Retention & Engagement Dynamics

The system explicitly modelled:

  • engagement score accumulation
  • reduced activity over time
  • churn thresholds
  • behavioural differences between high- and low-engagement users

Multiple strategies were implemented to compare how different retention assumptions influenced overall growth.

This enabled experimentation with both expansion-focused and stability-focused network dynamics.


Graph Representation & Network Visualisation

The social structure was represented as a graph:

  • nodes representing individual users
  • edges representing friendships

A Java graph visualisation library was used to observe structural evolution over time, including:

  • clustering patterns
  • network density
  • connectivity growth
  • fragmentation under churn conditions

No full GUI was implemented, as the emphasis remained on simulation accuracy and analysis.

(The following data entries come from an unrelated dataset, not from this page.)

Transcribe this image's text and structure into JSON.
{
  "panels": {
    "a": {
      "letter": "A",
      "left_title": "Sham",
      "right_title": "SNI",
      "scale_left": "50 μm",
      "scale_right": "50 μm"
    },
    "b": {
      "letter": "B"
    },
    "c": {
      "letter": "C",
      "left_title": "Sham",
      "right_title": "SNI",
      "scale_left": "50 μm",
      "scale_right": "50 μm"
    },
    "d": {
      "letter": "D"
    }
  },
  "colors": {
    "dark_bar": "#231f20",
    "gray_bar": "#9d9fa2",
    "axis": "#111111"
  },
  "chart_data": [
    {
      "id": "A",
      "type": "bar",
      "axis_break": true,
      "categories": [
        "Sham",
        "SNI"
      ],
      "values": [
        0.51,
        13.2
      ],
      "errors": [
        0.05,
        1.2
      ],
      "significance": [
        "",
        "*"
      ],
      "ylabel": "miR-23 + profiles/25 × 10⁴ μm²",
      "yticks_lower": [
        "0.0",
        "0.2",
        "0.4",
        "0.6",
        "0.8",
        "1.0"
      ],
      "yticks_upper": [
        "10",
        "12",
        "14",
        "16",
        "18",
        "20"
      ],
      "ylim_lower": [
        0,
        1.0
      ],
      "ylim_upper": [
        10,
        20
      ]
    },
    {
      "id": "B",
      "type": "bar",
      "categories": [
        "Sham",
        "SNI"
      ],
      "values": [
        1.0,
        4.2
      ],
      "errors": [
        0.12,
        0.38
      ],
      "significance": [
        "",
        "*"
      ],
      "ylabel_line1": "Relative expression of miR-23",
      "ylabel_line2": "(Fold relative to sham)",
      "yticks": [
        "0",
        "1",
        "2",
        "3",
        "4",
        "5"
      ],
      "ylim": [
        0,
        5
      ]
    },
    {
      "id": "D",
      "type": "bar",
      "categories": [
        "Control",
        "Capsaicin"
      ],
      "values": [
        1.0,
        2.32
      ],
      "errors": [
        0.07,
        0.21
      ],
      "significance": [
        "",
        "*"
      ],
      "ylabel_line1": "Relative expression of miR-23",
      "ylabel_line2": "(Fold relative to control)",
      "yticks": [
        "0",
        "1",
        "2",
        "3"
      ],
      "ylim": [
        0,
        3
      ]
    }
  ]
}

Quantitative Analysis (Python)

Simulation outputs were exported for post-processing in Python.

Analysis included:

  • growth curve modelling
  • comparison between behavioural strategies
  • evaluation of churn impact
  • statistical interpretation of engagement dynamics

The results formed the basis of a formal academic dissertation.


Timeframe & Context

  • Duration: ~9 months
  • Context: Master’s degree academic project
  • Focus: Probabilistic modelling, network theory, behavioural simulation
  • Constraint: Academic reproducibility and analytical rigour

Skills Demonstrated

This project demonstrates:

  • agent-based modelling under uncertainty
  • stochastic system design
  • behavioural simulation engineering
  • application of design patterns beyond UI contexts
  • graph-based system representation
  • bridging software implementation and quantitative analysis
  • structured academic reporting

Why This Project Matters

This project reflects an ability to:

  • model complex systems using simple probabilistic rules
  • reason about growth and retention dynamics mathematically
  • translate abstract behavioural concepts into executable simulations
  • analyse emergent behaviour through structured experimentation

It showcases systems thinking applicable to platform engineering, network dynamics, and large-scale user systems.